Ce qui a forcément, selon elle, des incidences négatives sur la construction de l’UMA. Elle pense, certes, qu’il existe « une résilience Maghreb.» Mais «la facture d’un non Maghreb est très lourde (…), c’est le non développement économique, le non Maghreb politique et sécuritaire, chaque pays a décidé, seul, des mesures sécuritaires à prendre, alors que les menaces sont transfrontalières (…), les 5 pays ont préféré entretenir des relations bilatérales et non inter-maghrébines, (…) »

«Les relations inter-maghrébines: capacités et obstacles», Deuxième thème examiné par les académiciens fait dire à Mounir El Kchou, chercheur tunisien en Sociologie et Politiques modernes qu’« aucun Etat n’a réussi à accorder des dividendes à son peuple, en raison d’interférences idéologiques. »

En Tunisie, « on a compté sur une justice de transition mais on a échoué (…), ceux qui organisent les élections sont issus de l’ancien régime, l’absence d’une autorité forte est flagrante, l’expérience tunisienne n’a pas réussi parce qu’elle n’a pas d’indicateur de la démocratie ni celui d’un Etat de droit, on n’a pas réussi à lutter efficacement contre la corruption,» explique-t-il.

Le chercheur libyen Ismaïl El Kfitli a relevé « l’étroitesse du concept Maghreb arabe qui englobe les espaces nord de la région et non africains, ignorant ainsi le Sud des 5 pays. » Pour lui « cette limitation géographique pose problème. » Le chercheur libyen note, aussi, que « les systèmes politiques des 5 pays ne convergent pas et ne peuvent ainsi construire une entité homogène (…), il faut provoquer des rééquilibrages au sein de nos sociétés pour pouvoir instaurer l’Etat de droit. » Il estime que « la relation maghrébine n’a jamais été bonne ni avant ni après les «printemps arabes». ». Et affirme que « ce n’est pas à la rue de fonder un projet de société ou politique régionale mais c’est à l’élite de le faire. »

Le Mauritanien Sid Amar Chikhna indique que « le Maghreb arabe vit ses pires situations de faiblesse en raison, entre autres, de l’absence de planification, de perspectives, de veille stratégique, d’absence de la démocratie, des Etats faibles et précaires (…), des sociétés divisées, des problèmes ethniques, régionalistes, clientélistes (…). » Une suprématie présidentielle entretient, selon lui, « le manque de transparence et la mauvaise gouvernance.» Un intervenant mauritanien pense que « les problèmes entre l’Algérie et le Maroc entravent, fortement, la construction du Maghreb. » Un autre du Maroc juge nécessaire de «construire une nouvelle identité pour un nouveau Maghreb, sur la base de la religion, les ethnies et les cultures.»
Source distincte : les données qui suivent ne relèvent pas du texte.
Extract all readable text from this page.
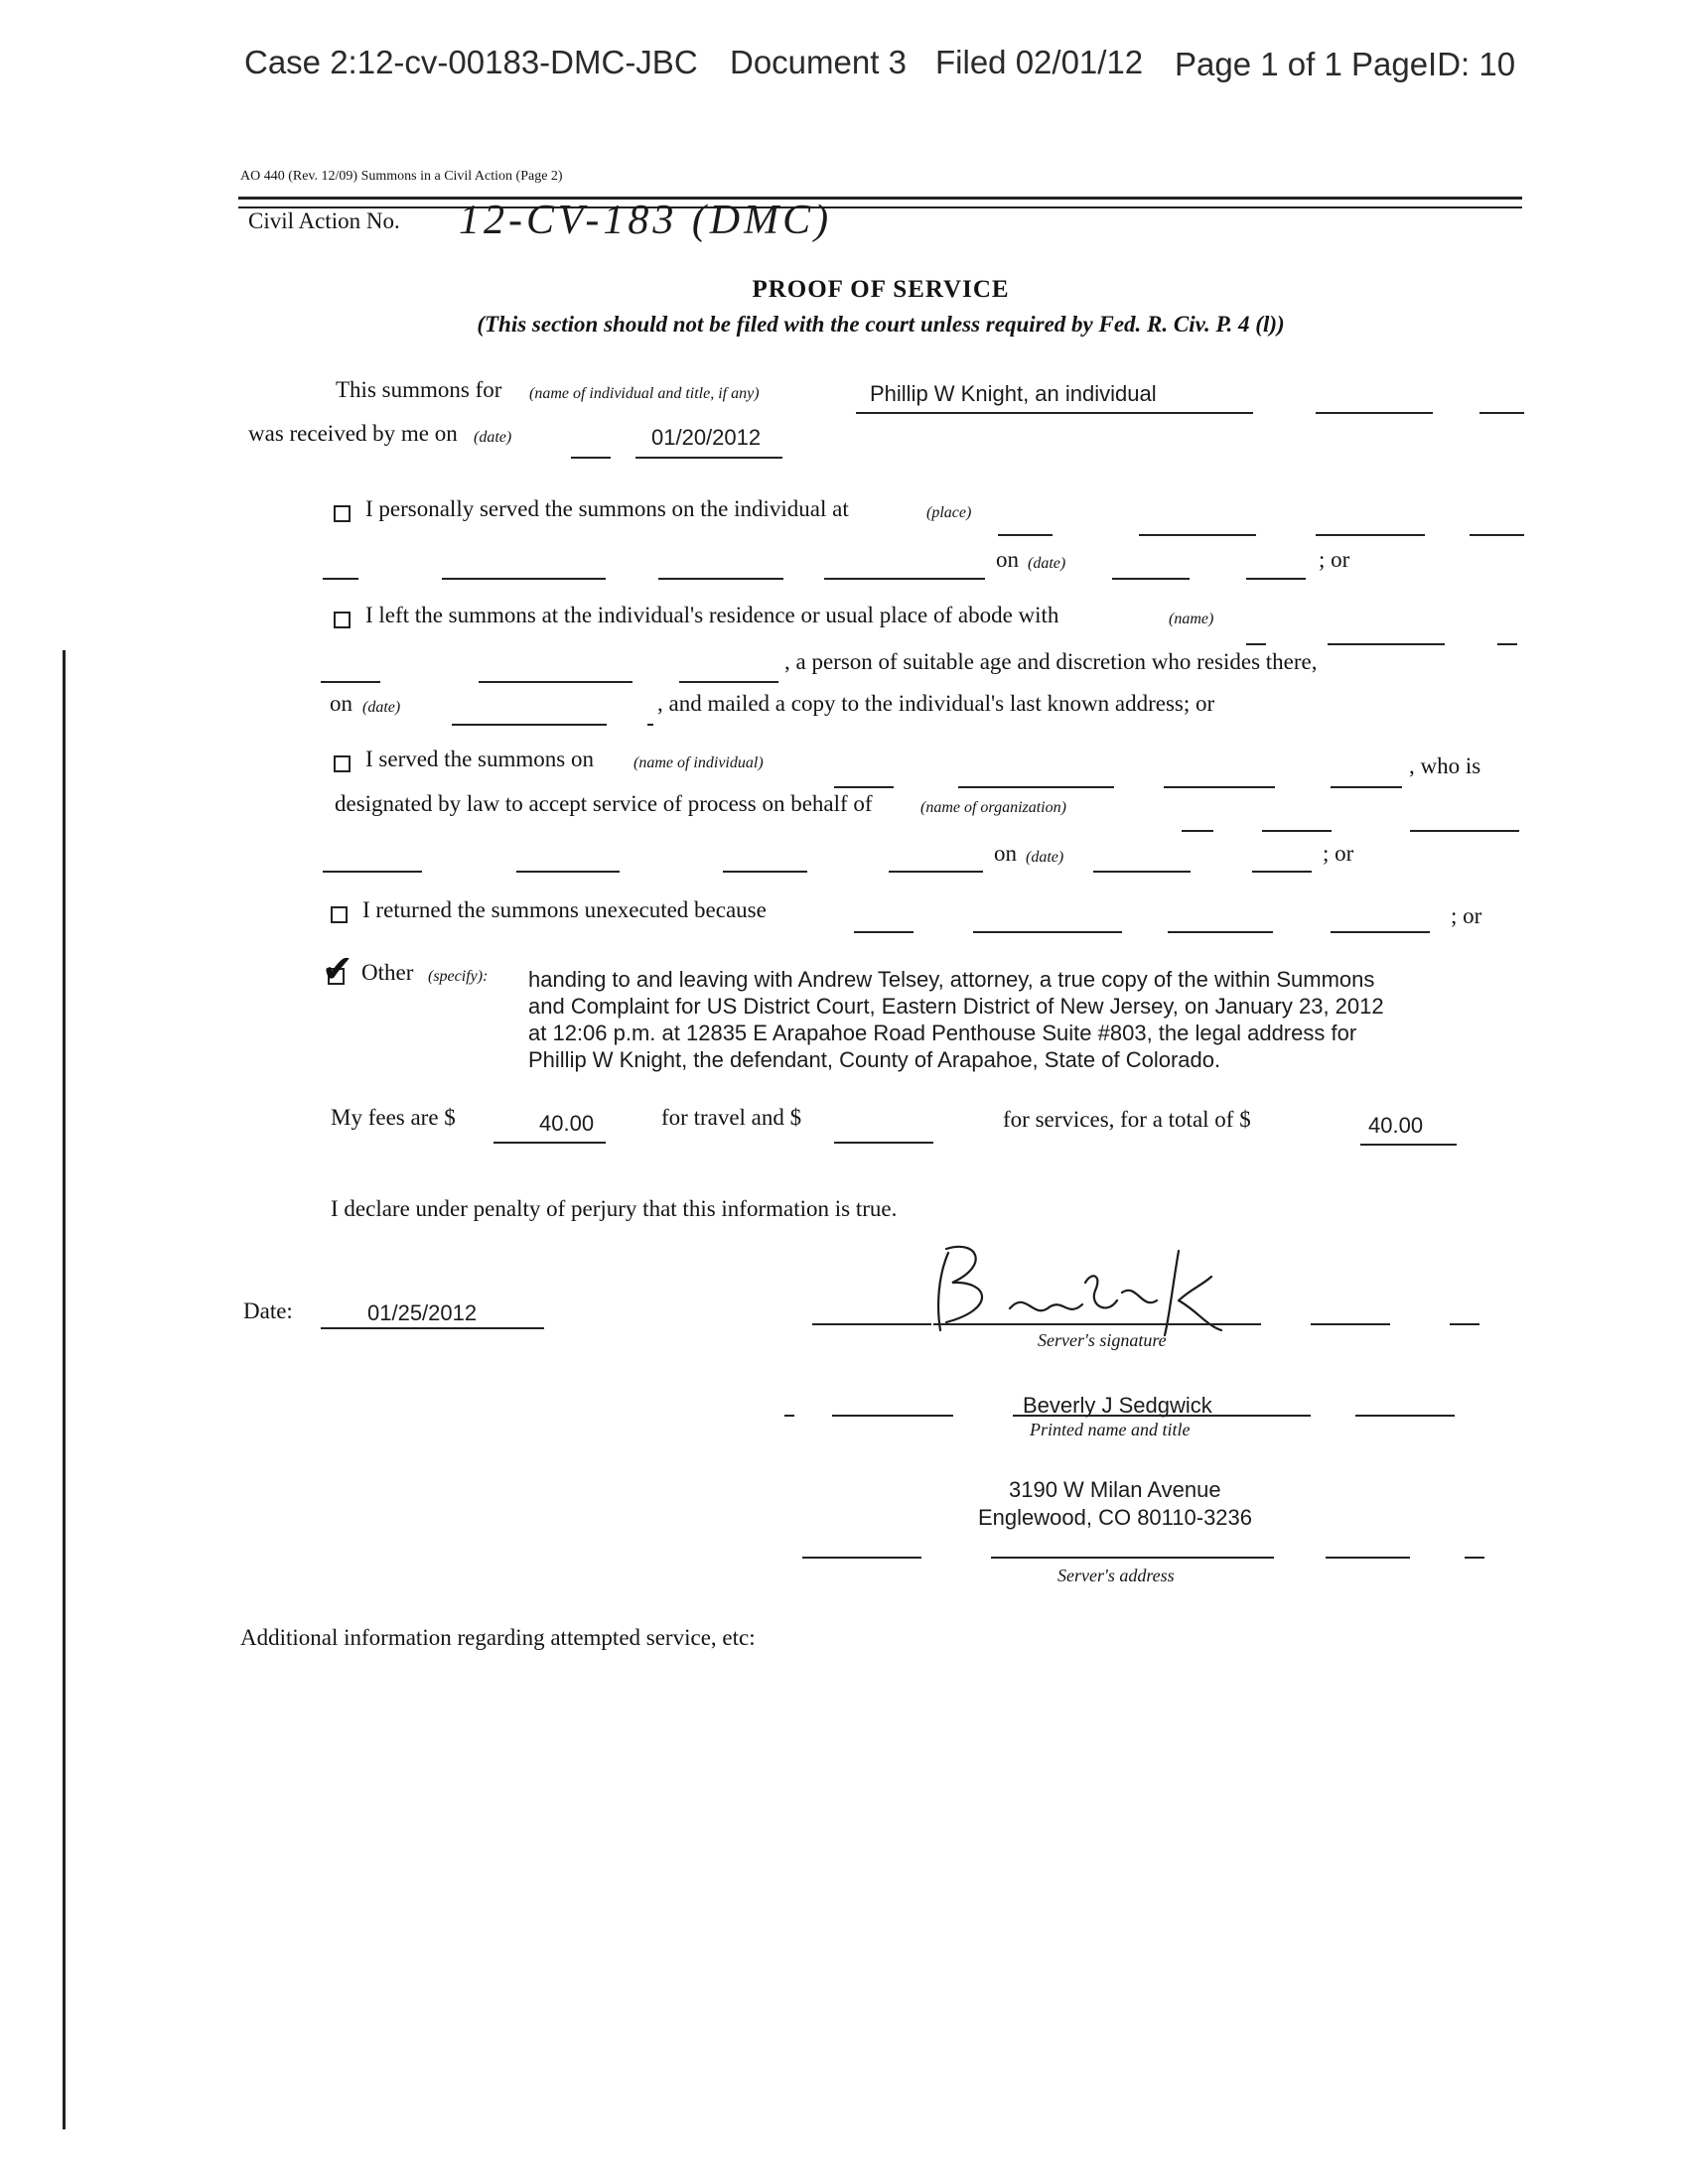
Case 2:12-cv-00183-DMC-JBC Document 3 Filed 02/01/12 Page 1 of 1 PageID: 10
AO 440 (Rev. 12/09) Summons in a Civil Action (Page 2)
Civil Action No. 12-CV-183 (DMC)
PROOF OF SERVICE
(This section should not be filed with the court unless required by Fed. R. Civ. P. 4 (l))
This summons for (name of individual and title, if any)	Phillip W Knight, an individual
was received by me on (date)	01/20/2012
I personally served the summons on the individual at	(place)
on (date)	; or
I left the summons at the individual's residence or usual place of abode with	(name)
, a person of suitable age and discretion who resides there,
on (date)	, and mailed a copy to the individual's last known address; or
I served the summons on	(name of individual)	, who is
designated by law to accept service of process on behalf of	(name of organization)
on (date)	; or
I returned the summons unexecuted because	; or
✔ Other (specify): handing to and leaving with Andrew Telsey, attorney, a true copy of the within Summons
and Complaint for US District Court, Eastern District of New Jersey, on January 23, 2012
at 12:06 p.m. at 12835 E Arapahoe Road Penthouse Suite #803, the legal address for
Phillip W Knight, the defendant, County of Arapahoe, State of Colorado.
My fees are $	40.00	for travel and $	for services, for a total of $	40.00
I declare under penalty of perjury that this information is true.
Date:	01/25/2012
Server's signature
Beverly J Sedgwick
Printed name and title
3190 W Milan Avenue
Englewood, CO 80110-3236
Server's address
Additional information regarding attempted service, etc:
Une révolution «sans leaders et sans projet»

«Les relations du Maghreb arabe avec l’espace régional et les forces internationales», 3ème thème de la rencontre a été abordé par Rafik Abdesselam, enseignant universitaire marocain, qui évoquera les relations des 5 pays, chacun pour ce qui le concerne, avec l’Union européenne, l’OTAN, les 5+5 « et même un dialogue stratégique avec les Etats-Unis, mais pas de relations inter-maghrébines.» Abdenour Benaatar lâche « des Etats qui ont échoué chez eux ne peuvent réussir à construire l’UMA. » Il indique que « l’Algérie et le Maroc dénoncent l’intervention étrangère dans le Sahel mais n’ont pas le rôle politique qu’il faut pour assurer la sécurité et la stabilité dans la région. »

Mohamed Si Bachir appelle à « laisser le problème du Sahara Occidental aux instances onusiennes pour le régler. » Pour lui, « les forces politiques respectives ont aggravé le différend entre l’Algérie et le Maroc, il faut laisser les académiciens agir.»

Aziz El Haouas Takia, chercheur algérien au Centre d’Aljazeera à Doha, examine le 4ème thème en se penchant sur « les menaces transfrontalières : le terrorisme, la drogue et la migration » pour expliquer que «les situations actuelles de mal-être, dans les 5 pays, ont donné naissance à une catégorie d’exclus qui rejettent tout par la violence, veulent le gain facile, agissent en dehors des lois (…), c’est le printemps arabe mené d’une autre manière par ce qu’on pourrait appeler le ‘parti des exclus’, on fait face, alors, au terrorisme, aux commerces illicites (drogue, armes et autres » et une migration otage de ces fléaux. » Takia estime que « l’inexistence d’une coopération sécuritaire approfondit la fragilité des Etats maghrébins, ce qui renforce davantage les groupes terroristes.»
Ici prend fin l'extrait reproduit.